There’s a cycle here, where the fact that Shanley rejected Catholic teachings actually made him less likely to be removed from the priesthood. Here’s what we’re dealing with:
- An incredible narcissist who viewed himself as a Christ figure. (For example, on page 2, of this – one of his insane Church bulletin ramblings, when he compares himself in section (7) to Christ numerous times, because they’re both “controversial”). His intense arrogance allows him to decide for himself which Church teachings are right (he describes himself, on that same page above, as the man in charge of implementing Vatican II and making sure theology lines up with science), and which ones should be subordinated to his own will. His narcissism also tells him that he’s entitled to sex with whomever he wants.

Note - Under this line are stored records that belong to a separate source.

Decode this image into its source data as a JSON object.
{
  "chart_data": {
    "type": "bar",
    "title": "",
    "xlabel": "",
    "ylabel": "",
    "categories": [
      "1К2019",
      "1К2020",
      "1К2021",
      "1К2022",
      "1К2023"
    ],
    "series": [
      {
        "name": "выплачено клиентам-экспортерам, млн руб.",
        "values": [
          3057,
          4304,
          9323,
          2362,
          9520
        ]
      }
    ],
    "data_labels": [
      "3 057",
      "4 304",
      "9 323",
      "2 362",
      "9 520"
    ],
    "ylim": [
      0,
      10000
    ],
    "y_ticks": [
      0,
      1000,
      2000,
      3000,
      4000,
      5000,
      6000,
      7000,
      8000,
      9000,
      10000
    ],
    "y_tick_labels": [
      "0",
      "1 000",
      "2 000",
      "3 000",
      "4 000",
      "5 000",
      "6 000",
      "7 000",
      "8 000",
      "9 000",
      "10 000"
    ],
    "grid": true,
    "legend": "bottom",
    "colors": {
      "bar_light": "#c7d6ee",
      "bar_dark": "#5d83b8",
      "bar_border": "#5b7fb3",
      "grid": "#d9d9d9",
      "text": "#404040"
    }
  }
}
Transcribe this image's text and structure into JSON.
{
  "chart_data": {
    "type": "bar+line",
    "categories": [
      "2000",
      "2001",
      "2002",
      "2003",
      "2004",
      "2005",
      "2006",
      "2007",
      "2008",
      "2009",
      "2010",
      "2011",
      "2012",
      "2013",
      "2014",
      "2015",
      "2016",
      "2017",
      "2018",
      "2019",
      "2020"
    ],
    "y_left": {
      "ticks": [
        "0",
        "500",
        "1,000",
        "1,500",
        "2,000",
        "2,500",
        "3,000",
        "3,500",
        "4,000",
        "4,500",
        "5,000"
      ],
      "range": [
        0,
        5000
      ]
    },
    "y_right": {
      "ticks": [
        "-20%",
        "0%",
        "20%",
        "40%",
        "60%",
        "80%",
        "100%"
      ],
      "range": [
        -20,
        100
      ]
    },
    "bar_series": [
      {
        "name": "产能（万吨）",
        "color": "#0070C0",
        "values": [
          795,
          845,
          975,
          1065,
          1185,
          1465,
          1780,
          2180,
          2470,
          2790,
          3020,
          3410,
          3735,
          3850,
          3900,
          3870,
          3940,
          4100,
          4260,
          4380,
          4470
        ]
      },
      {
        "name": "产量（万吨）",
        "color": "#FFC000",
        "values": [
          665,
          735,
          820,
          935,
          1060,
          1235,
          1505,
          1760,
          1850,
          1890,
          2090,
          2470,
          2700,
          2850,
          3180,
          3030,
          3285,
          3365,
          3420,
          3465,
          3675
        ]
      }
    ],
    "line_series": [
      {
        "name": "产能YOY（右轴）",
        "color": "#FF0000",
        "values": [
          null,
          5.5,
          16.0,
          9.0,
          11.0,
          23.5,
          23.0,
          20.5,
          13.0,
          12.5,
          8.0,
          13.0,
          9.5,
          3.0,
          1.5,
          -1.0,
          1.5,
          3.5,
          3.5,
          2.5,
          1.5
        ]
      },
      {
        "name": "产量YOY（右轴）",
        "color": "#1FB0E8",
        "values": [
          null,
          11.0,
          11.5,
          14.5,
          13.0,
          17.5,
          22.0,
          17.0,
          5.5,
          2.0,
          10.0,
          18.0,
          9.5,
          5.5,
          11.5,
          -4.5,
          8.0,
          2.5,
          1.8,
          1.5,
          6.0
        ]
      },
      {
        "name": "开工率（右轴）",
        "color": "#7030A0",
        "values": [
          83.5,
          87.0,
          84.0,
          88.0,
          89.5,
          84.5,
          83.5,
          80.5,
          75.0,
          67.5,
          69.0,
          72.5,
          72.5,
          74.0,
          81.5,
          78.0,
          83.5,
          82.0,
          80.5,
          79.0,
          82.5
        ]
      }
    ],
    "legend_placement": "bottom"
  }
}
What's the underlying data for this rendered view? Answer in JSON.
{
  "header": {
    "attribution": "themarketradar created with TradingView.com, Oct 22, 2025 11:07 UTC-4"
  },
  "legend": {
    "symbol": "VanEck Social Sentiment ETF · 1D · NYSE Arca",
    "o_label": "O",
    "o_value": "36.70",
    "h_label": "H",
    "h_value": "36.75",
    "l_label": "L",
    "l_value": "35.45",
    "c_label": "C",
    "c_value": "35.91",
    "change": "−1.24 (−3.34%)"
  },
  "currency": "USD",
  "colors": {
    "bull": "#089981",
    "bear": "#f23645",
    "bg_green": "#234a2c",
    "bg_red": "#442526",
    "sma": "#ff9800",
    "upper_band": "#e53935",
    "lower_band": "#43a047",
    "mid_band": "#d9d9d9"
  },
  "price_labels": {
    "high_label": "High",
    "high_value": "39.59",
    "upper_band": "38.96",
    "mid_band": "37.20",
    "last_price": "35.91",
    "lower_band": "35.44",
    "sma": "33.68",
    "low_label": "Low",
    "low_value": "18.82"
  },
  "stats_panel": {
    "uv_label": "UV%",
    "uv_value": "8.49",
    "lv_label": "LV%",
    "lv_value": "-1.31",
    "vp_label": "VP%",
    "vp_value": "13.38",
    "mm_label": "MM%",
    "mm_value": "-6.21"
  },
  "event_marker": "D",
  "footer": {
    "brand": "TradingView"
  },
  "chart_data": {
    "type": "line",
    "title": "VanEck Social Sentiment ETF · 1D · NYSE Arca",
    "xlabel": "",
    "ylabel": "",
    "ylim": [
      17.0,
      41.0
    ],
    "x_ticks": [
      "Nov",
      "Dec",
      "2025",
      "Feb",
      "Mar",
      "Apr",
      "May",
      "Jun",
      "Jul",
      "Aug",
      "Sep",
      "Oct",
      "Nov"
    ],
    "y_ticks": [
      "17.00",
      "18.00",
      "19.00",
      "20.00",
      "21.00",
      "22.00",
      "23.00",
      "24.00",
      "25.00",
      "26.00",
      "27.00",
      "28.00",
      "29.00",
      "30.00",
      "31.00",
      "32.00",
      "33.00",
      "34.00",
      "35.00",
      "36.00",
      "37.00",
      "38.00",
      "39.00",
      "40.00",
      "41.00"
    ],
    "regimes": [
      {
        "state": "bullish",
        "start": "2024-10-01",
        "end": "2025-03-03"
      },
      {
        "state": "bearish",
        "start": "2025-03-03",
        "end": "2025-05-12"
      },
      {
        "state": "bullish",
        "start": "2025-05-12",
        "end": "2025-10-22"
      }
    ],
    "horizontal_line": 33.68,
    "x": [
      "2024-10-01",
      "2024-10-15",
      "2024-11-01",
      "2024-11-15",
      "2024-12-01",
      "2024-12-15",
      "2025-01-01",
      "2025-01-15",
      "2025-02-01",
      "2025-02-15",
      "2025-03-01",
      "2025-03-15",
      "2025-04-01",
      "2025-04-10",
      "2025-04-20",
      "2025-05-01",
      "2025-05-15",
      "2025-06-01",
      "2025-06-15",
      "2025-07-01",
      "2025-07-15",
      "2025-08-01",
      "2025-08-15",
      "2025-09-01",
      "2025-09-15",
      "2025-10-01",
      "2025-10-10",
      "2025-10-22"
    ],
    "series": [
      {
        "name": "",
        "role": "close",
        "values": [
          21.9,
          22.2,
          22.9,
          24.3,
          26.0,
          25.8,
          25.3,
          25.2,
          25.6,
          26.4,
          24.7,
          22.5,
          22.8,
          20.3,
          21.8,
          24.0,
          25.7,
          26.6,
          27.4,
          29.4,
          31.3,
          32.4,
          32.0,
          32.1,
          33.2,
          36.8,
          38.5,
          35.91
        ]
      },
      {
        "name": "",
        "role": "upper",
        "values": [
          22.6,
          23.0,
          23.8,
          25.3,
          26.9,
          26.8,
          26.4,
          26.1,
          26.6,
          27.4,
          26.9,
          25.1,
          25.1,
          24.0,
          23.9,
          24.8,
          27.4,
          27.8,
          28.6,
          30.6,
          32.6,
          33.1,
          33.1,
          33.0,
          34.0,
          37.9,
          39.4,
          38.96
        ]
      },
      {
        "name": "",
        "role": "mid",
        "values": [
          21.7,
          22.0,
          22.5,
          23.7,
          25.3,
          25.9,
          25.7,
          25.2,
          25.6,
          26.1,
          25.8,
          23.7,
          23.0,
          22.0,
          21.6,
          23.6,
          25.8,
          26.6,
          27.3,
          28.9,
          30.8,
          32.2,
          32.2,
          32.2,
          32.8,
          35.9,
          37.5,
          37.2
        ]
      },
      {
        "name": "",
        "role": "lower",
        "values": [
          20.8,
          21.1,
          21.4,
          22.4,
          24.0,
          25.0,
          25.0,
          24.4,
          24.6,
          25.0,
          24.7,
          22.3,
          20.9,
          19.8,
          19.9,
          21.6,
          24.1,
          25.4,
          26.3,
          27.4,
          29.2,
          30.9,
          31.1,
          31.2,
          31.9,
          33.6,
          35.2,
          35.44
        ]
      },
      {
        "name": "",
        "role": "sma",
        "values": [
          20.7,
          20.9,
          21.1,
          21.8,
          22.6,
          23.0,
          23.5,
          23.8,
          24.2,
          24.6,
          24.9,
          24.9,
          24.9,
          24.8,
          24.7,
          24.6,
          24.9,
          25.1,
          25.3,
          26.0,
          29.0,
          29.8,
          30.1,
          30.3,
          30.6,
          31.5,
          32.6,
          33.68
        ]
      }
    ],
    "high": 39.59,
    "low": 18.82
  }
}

- As a result of #1: A dissident priest, who doesn’t wear clerical garb, preaches that homosexual and man-boy sex is good (that is, preaches the opposite of the Church’s teachings), cozies up to Unitarian Universalists, openly advocates for NAMBLA, and was active in the gay community. In other words, he’s not exactly the image of how the Catholic Church says Her priests should behave. He doesn’t even pretend to be an orthodox Catholic priest.
- As a result of #2: Shanley is loved by the media (the Globe particularly) and the gay community, as well as the hyper-liberal Protestants and Unitarians, for being willing to be “open-minded” and free-thinking and liberal about Catholic morality. That’s the “part hero” bit that the Globe talked about.
- As a result of #3: Shanley’s bishop, Bernard Cardinal Law, is too spineless to make a move to curb in his excesses. Law was more worried about how the Catholic Church (and particularly Bernard Cardinal Law) would look on the front page of the Globe than about what was actually going on. Even when it becomes incredibly clear that Shanley is raping children, his powerful patrons both within the Church and within the Boston gay community back him up, and those in a position to do something to stop him: the Cardinal, the deputy mayor, the police are left shaking in their boots, afraid to make the tough calls.
The only thing necessary for the triumph of evil is for good people to do nothing, right? And good people have a strong incentive to do nothing when they’re more worried about the anti-Catholic Globe reporter than Jesus Christ at Final Judgment.
So to tie that in with the themes of the last two posts, we’re looking both at (a) a homosexual male who had sex with both adult men [he’s the middle guy in the picture on the right, at a “gay skating night” in 1979] and even co-owned a gay motel in Palm Springs called the Cabana Club; (b) a man who had sex with exclusively male children at least as young as 12; and (c) a graduate of the notorious St. John’s Seminary in Brighton MA, class of 1960.
In a letter to then-Fr. McCormack, Shanley rages at the Archdiocese’s decision not to pay for allergy medication for him, and threatens to cause a media frenzy if they don’t send money:
“The only stress I have now, apart from what I’ve mentioned, is not knowing what will become of me. I would have to explain to my parishioners what has happened and that would precipitate the media whirlwind. I think the best for all concerned is medical retirement and let me do weekend supply.”
For an Archdiocese for whom the Boston Globe‘s approval was the end-all, be-all, they were easily lead around by popular-and-manipulative abusers like Shanley.